Planning permission in principle is an alternative means of obtaining planning permission for housing-led development. The consent route separates the consideration of matters of principle for proposed development from the technical detail of the development.

DCLG’s Policy Fact Sheet on Planning Permission in Principle, which was designed to give Members of Parliament further information about the aims of the Housing and Planning Bill, advised:

Permission in principle will make an important contribution to the delivery of new homes by giving applicants greater certainty that the suitability of land for an amount of housing development is agreed and the confidence to invest in the technical detail without fear that the fundamental principles of the development will be re-opened. The result will be a quicker and more predictable planning process.

To date, the result has not been a quicker and more predictable planning process.

Anecdotal evidence suggests that there is little real interest or enthusiasm for this method of obtaining planning permission. Developers are not making applications for planning permission in principle. The lukewarm interest and limited uptake seem to be attributable to the difficulty in distinguishing between the benefits offered by planning permission in principle and outline planning permission. Put simply, permission in principle is not a radical new policy proposition nor does it offer obvious practical benefits.

The new paragraph 38 of the NPPF urges local authorities to make use of permission in principle:

Local planning authorities should approach decisions on proposed development in a positive and creative way. They should use the full range of planning tools available, including brownfield registers and permission in principle, and work proactively with applicants to secure developments that will improve the economic, social and environmental conditions of the area. Decision-makers at every level should seek to approve applications for sustainable development where possible.

This addition to the NPPF clearly illustrates central government’s enthusiasm for permission in principle but will it actually lead to a surge in applications for permission in principle? The authors consider that this is unlikely. Paragraph 38 appears to be nothing more than a statement of desire and intent. It does not include any carrot to seduce developers into applying for permission in principle; nor is there any stick to threaten LPAs should they fail to proactively make use of permission in principle themselves.

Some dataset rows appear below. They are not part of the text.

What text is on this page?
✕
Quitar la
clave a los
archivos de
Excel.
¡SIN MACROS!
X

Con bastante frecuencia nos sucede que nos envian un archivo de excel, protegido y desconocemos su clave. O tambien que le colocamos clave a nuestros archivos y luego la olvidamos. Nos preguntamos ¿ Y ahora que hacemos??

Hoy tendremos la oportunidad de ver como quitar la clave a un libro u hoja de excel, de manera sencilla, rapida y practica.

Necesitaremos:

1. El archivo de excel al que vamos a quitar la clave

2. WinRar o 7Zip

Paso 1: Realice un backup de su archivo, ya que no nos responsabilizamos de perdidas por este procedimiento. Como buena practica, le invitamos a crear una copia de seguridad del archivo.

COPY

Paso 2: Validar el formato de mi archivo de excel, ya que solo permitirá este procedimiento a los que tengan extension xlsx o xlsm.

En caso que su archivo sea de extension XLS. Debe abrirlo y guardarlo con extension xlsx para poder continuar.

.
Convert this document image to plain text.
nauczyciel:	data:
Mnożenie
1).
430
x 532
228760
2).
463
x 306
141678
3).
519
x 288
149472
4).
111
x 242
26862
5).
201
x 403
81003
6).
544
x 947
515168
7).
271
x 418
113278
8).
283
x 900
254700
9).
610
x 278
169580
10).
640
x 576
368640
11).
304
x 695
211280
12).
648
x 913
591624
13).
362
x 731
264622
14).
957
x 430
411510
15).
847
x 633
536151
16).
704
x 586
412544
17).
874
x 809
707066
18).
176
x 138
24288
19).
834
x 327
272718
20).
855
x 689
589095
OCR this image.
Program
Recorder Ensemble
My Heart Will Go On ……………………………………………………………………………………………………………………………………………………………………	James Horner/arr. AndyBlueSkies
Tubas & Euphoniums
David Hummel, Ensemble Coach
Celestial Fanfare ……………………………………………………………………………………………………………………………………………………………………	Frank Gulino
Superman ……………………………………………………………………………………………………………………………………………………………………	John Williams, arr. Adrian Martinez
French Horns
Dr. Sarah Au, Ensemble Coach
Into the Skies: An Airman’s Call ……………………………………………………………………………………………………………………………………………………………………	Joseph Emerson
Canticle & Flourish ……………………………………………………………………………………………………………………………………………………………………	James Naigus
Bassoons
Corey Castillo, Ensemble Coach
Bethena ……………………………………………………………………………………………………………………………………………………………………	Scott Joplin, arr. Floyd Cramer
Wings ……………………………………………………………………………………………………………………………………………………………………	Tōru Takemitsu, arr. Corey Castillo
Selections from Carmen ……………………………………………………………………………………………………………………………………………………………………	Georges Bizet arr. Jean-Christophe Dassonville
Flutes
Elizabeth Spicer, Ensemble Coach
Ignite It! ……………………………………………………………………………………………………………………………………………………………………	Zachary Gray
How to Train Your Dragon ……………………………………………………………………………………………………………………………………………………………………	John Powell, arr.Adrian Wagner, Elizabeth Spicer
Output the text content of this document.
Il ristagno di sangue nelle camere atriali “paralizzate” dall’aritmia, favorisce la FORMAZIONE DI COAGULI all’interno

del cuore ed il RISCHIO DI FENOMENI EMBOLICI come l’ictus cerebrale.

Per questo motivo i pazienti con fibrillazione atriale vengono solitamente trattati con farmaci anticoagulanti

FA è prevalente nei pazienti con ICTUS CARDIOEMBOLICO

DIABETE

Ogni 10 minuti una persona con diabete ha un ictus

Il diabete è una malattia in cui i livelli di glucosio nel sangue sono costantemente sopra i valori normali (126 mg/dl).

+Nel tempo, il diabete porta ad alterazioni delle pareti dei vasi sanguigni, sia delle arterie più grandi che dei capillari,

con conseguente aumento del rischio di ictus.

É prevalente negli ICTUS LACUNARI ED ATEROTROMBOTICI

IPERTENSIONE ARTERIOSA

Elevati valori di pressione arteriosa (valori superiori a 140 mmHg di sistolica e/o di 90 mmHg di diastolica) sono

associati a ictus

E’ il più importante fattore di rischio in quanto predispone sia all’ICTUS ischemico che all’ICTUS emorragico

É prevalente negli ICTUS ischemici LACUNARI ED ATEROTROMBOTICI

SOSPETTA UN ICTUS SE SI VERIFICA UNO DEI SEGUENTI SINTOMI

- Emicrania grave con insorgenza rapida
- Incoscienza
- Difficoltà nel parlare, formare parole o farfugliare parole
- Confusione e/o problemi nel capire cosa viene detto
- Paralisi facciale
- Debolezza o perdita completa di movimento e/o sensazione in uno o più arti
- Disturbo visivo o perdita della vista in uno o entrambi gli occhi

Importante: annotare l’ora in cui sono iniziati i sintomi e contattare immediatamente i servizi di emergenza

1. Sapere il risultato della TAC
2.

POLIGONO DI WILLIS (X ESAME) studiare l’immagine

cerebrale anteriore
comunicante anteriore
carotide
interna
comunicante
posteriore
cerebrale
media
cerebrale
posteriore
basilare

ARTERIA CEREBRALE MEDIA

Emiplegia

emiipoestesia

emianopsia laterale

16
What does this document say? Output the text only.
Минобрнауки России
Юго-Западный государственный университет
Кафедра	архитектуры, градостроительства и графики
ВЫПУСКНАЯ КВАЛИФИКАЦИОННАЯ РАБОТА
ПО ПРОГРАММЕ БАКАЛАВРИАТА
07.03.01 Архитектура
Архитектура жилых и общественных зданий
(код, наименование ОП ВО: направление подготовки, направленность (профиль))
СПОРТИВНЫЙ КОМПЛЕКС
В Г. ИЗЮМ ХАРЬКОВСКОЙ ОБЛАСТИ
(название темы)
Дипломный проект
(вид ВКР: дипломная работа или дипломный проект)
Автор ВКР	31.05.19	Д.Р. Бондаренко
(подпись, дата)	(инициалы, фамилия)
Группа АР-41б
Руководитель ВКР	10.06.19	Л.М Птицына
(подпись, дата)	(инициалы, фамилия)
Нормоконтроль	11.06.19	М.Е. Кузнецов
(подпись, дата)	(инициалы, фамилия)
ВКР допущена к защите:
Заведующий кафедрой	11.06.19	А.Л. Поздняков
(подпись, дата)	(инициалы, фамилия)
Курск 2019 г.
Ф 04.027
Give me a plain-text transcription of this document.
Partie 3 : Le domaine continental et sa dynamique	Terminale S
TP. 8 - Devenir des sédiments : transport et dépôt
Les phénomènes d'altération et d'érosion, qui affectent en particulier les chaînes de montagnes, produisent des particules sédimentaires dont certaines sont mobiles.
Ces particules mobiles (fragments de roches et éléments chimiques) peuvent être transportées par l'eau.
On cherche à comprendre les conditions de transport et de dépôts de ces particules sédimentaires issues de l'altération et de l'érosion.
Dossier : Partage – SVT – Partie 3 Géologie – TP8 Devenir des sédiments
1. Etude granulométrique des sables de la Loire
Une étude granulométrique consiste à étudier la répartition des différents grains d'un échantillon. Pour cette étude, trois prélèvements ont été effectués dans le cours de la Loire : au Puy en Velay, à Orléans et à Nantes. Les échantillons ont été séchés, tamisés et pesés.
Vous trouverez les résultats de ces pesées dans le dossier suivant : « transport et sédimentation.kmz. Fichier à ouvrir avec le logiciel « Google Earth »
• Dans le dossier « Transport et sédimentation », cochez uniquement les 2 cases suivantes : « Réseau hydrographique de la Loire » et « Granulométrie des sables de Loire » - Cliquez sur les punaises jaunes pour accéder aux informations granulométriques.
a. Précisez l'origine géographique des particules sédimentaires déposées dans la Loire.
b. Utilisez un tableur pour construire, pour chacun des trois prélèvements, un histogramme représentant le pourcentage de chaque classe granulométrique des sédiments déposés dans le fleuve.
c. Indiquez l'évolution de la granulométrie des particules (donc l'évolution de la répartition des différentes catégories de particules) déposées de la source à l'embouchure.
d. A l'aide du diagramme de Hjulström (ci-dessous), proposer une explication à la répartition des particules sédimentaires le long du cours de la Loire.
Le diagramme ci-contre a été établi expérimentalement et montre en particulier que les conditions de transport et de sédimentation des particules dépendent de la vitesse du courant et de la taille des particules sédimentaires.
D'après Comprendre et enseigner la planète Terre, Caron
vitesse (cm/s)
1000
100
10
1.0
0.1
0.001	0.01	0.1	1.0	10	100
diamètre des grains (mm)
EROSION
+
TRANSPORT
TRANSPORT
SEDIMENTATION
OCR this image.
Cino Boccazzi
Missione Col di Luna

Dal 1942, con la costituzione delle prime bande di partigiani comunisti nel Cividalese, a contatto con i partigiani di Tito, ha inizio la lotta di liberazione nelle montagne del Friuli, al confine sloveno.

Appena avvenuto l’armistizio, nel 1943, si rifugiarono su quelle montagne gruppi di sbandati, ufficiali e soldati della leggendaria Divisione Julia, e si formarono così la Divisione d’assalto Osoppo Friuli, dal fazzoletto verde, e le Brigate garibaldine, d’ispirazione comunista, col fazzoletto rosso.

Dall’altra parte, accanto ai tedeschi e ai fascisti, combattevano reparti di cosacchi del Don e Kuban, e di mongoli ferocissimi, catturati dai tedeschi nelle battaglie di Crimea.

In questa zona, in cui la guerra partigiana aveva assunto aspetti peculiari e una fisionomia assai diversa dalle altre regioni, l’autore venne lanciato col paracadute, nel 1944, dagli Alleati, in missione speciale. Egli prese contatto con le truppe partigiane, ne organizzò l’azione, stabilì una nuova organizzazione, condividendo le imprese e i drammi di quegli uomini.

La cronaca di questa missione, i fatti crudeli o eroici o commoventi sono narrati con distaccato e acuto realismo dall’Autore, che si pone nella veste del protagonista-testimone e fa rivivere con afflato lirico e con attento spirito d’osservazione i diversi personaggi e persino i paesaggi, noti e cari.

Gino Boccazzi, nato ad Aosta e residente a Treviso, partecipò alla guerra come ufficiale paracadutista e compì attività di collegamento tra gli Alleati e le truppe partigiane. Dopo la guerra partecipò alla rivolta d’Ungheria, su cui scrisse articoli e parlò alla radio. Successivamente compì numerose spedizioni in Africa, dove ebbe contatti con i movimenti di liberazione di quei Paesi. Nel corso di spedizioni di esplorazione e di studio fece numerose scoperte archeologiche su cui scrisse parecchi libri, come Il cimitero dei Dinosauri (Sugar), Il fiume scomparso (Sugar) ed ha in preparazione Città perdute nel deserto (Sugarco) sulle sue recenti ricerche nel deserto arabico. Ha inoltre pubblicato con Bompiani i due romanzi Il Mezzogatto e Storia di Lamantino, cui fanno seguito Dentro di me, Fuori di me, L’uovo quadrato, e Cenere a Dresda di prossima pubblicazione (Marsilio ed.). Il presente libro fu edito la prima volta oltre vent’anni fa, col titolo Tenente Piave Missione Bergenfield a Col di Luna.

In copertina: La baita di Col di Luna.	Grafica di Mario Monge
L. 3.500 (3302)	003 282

Further, it is hard to understand the stage of the planning process at which LPAs can honour the NPPF objective of utilising permission in principle. It is not a relevant policy for individual applications (in so far as it contains no policy test) nor is it obviously pertinent to plan making. The LPA’s role, it seems, is restricted to noting the existence of the planning permission in principle tool and determining any applications which rely on this new consent route.

Permission in principle has yet to deliver planning permission in practice.